Bradley Wiggins ha sofferto la sindrome dell’impostore: “Ho buttato via tutti i miei trofei”
Bradley Wiggins continua a far parlare di sé, al di là dell'immensa carriera del campione inglese ritiratosi dalle scene nel lontano 2016, dopo aver vinto moltissimo, tra cui un Tour, Olimpiadi e mondiali. L'oggi 44enne ex ciclista è ritornato alla ribalta per vicende extra-sportive e per alcune rivelazioni che hanno ancora una volta evidenziato retroscena di una vita piena di ombre, problematiche che lo hanno accompagnato sin dall'infanzia, tra cui la "sindrome dell'impostore" uno stato psicofisico contro cui ha combattuto per diversi anni durante la sua vita.
A raccontare il dark side di Wiggins è stato lui stesso all'interno di una serie di documentari prodotti dalla BBC, in cui ha confermato di non essersi mai sentito degno del ruolo che si era conquistato con fatica, dedizione e sacrifici, anche affrontando e superando i demoni di una gioventù tutt'altro che serena. Era riuscito a diventare uno tra i migliori e più popolari ciclisti sul fronte internazionale, ma non si è mai sentito veramente a proprio agio: "La mia carriera ciclistica è stata semplicemente un lungo tentativo di sfuggire al mio passato, una distrazione. Molto di questo può essere intrinsecamente legato all'assenza di una figura paterna durante la mia giovinezza" ha ammesso alla BBC. "La bici era l'unica cosa su cui mi sentivo più a mio agio".
Wiggins è stato venerato e osannato in madre patria a tal punto da aver ricevuto il cavalierato per meriti sportivi. Ed è proprio da questo punto preciso che inizia la ricostruzione di quanto accadde nel 2012, all'apice della sua notorietà, quando venne chiamato alla corte britannica per ricevere l'onorificenza di cavaliere. Un evento che avrebbe inorgoglito chiunque altro, non Wiggins che si trovò a totale disagio: "Il giorno in cui l'ho ricevuto è stato il giorno in cui questa sindrome ha colpito come un mattone. Non volevo nemmeno presentarmi quando mi diedero la notizia" racconta alla BBC. "Poi mia nonna mi disse che se avessi rifiutato mio nonno si sarebbe rivoltato nella tomba".

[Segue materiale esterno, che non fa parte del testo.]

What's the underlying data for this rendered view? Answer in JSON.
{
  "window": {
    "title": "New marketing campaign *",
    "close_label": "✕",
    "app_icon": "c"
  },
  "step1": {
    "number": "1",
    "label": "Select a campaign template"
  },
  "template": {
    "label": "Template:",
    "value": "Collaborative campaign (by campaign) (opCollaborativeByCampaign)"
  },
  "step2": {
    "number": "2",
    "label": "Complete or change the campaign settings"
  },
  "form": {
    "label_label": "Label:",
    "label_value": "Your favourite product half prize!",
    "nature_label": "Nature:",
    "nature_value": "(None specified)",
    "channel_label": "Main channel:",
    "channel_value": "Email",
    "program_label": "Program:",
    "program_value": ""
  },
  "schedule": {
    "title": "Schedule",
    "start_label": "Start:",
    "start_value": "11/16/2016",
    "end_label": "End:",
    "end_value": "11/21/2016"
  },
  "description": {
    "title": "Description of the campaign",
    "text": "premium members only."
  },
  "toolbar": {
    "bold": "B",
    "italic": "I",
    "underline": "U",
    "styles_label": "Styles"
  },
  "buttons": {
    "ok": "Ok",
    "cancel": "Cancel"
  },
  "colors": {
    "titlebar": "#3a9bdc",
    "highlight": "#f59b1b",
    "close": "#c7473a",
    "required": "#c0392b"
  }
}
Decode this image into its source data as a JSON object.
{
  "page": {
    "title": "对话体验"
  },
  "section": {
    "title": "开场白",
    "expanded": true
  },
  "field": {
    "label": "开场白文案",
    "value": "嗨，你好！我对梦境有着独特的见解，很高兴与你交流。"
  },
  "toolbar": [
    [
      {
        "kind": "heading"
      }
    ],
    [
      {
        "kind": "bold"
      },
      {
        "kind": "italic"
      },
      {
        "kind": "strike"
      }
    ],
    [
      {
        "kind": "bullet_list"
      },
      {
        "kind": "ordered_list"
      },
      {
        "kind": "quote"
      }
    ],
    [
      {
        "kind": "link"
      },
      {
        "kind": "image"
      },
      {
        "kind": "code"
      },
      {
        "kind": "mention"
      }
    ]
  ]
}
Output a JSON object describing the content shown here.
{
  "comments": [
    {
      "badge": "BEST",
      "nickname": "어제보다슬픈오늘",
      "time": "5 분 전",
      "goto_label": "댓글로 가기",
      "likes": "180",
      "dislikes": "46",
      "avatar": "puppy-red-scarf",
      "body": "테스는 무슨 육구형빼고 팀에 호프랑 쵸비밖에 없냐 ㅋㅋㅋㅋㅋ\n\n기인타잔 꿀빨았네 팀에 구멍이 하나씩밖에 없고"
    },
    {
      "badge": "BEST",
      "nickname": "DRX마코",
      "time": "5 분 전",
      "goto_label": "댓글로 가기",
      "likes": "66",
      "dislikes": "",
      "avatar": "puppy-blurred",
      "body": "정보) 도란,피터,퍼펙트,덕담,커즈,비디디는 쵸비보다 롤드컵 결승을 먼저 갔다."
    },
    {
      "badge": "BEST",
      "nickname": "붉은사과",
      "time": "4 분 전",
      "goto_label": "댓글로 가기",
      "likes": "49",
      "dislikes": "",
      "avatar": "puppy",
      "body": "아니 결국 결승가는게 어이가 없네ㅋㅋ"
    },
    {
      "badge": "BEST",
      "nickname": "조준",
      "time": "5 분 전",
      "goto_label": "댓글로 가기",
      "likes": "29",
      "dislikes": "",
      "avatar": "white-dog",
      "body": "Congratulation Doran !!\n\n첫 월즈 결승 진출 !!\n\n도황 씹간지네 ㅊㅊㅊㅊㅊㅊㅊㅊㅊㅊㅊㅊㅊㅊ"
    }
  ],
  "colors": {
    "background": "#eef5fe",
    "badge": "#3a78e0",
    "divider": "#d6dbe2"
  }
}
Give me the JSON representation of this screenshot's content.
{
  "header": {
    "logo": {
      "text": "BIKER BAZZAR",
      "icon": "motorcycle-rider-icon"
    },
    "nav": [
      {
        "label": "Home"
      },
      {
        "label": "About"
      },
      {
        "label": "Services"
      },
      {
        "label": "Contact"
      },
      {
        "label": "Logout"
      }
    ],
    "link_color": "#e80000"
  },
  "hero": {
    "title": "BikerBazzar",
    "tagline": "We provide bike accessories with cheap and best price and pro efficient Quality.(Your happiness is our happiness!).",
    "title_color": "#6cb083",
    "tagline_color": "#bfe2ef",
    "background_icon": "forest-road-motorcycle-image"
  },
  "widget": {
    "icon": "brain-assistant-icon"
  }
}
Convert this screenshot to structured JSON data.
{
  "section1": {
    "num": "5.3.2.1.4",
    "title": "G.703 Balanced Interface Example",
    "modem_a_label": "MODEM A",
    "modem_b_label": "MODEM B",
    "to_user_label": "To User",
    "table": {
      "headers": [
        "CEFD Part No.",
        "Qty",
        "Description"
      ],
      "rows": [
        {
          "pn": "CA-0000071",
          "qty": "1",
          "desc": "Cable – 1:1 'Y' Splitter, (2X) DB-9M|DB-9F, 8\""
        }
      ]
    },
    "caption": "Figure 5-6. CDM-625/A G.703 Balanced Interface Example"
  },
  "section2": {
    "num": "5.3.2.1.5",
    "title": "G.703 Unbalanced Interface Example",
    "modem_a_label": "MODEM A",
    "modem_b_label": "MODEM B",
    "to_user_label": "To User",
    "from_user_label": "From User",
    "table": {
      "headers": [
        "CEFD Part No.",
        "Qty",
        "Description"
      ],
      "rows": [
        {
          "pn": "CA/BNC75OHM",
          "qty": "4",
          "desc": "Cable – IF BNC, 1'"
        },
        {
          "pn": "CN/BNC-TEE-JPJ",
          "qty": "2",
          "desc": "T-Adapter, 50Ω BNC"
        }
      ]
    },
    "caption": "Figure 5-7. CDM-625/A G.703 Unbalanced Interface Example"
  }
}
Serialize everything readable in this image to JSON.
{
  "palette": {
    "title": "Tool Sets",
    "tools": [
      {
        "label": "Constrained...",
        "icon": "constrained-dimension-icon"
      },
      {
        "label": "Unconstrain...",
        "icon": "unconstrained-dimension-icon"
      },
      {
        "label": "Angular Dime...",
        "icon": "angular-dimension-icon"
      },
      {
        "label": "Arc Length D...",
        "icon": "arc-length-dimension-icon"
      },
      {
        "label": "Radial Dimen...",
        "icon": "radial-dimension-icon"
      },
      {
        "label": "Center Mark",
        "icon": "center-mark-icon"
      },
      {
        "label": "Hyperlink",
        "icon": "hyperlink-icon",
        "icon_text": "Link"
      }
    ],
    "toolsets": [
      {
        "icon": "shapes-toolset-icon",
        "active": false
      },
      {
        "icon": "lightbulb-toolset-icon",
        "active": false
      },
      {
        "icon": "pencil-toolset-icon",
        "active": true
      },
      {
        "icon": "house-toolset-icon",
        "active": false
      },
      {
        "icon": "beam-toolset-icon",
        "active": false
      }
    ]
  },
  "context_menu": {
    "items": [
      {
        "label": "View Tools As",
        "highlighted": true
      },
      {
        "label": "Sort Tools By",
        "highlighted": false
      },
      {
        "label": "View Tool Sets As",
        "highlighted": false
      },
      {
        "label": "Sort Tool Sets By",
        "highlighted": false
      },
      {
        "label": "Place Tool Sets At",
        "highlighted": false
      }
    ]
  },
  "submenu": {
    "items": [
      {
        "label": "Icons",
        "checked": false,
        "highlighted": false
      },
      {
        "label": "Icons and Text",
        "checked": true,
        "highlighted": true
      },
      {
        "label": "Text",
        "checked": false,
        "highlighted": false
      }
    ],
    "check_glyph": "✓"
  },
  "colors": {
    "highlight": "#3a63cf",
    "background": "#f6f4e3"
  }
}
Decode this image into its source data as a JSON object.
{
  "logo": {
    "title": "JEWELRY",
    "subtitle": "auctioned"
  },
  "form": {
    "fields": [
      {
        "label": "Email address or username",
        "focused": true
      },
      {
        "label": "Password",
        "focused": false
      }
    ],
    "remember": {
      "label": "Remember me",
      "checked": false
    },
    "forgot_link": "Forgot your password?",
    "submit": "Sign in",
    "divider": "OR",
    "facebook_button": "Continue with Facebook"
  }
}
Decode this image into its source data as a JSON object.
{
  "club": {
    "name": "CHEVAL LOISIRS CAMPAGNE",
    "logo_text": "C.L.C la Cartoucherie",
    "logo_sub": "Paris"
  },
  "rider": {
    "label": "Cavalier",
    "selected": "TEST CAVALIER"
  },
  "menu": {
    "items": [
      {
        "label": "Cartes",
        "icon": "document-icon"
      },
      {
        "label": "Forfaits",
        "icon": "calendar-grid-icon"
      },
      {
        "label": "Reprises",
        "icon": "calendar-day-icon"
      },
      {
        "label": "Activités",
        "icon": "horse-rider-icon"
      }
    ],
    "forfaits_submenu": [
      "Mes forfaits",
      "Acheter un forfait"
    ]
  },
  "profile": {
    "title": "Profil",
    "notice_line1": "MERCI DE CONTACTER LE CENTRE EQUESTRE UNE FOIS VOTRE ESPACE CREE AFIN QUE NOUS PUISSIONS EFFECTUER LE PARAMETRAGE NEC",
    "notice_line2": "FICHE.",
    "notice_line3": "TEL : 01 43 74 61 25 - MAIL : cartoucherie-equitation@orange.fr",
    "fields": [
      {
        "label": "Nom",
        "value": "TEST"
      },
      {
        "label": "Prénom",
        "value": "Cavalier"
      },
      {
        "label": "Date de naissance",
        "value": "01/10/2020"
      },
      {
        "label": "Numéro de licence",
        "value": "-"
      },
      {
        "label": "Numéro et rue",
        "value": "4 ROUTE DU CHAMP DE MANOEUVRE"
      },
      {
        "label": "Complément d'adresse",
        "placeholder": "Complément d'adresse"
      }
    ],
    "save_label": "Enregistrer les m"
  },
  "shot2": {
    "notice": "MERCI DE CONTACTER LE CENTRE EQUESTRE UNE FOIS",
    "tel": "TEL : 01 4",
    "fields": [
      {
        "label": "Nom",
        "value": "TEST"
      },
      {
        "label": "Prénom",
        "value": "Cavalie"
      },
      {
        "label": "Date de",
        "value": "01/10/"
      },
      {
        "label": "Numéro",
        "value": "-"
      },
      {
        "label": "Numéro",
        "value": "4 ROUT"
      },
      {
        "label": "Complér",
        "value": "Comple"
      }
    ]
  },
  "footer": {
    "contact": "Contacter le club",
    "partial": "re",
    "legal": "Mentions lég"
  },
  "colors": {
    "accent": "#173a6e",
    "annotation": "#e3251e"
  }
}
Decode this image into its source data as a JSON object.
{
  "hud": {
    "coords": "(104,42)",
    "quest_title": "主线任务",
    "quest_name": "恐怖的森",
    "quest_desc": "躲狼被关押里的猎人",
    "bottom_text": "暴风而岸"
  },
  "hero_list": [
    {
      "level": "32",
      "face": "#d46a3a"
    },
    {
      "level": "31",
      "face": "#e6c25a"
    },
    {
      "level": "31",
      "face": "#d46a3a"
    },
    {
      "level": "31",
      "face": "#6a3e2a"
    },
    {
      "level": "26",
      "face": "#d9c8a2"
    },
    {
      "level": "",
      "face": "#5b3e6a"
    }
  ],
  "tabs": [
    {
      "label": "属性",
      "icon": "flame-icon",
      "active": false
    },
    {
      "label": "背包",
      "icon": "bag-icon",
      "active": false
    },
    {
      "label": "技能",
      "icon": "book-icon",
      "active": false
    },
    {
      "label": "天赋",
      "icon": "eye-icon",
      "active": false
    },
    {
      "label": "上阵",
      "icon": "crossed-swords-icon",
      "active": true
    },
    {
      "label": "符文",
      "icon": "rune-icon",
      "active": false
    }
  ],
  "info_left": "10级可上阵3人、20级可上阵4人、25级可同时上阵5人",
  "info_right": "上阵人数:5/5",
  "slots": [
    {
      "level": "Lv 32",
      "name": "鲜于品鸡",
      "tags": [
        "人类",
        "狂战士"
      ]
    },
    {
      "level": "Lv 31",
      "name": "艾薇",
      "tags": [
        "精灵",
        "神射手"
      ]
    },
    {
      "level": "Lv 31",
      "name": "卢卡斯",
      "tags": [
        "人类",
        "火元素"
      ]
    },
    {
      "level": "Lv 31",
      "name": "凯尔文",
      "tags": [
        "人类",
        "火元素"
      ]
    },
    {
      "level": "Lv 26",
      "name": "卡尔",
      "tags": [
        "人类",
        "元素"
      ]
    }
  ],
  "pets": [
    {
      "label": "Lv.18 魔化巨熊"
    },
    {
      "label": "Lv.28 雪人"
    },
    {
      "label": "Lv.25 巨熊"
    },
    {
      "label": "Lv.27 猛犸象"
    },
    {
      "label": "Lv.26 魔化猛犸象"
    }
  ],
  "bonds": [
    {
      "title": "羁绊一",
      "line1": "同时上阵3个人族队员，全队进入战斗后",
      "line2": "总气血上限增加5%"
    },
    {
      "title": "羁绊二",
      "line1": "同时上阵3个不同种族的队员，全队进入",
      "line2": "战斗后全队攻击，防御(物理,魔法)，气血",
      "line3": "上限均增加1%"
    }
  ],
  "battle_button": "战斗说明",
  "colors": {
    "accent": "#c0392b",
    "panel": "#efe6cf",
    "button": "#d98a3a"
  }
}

Un obbligo, dunque, più che un privilegio e un onore, vissuto nel peggiore dei modi: "Non c'erano altri atleti e sportivi, fu una cerimonia soprattutto rivolta al personale militare" continua Wiggins. "Mi trovai in enorme disagio. C'erano soldati con gli arti amputati che mi chiedevano foto e selfie… mi sentivo tutto tranne di essere un eroe. Non ero degno di essere nominato del titolo di cavaliere". Un malessere che si riassume in uno stato psicofisico ben conosciuto in psicologia, la "sindrome dell'impostore". In pratica, Wiggins si autoconvinceva di non meritare i successi e i meriti ottenuti, a dispetto delle competenze e capacità dimostrate, che gli avevano permesso di eccellere.
Una problematica con cui Wiggins ha dovuto convivere per anni e che se non sul fronte sportivo dei risultati, ha caratterizzato in negativo anche alcuni aspetti della propria vita privata. Ad esempio i rapporti con sua moglie. "Era il 2019", ricorda ancora dopo che si era già ritirato e cambiato vita, in un continuo vortice di alti e bassi personali. "Ho attraversato un momento difficilissimo perché mia moglie non stava bene e anch'io avevo perso il quadro generale della situazione". Di nuovo, la "sindrome dell'impostore" riaffiorò nella sua mente: "Un giorno decisi di buttare via tutti i miei trofei, non mi sentivo degno. Non gli allori ottenuti col ciclismo ma le cose che sono arrivate come sottoprodotto del ciclismo, come ad esempio il trofeo della BBC Sports Personality of the Year o il mio trofeo del cavalierato".
Non si è disfatto dunque di ciò che il ciclismo gli ha dato, frutto diretto dei propri sacrifici e passioni che sono comunque finiti in disparte: "Ho messo le medaglie e i trofei ciclistici delle mie vittorie tutti insieme in una borsa da qualche parte". Come a disfarsene, in una morsa di estrema inutilità: "Mi sono liberato di tutto. Tutto, anche le mie medaglie olimpiche sono ora in un sacchetto."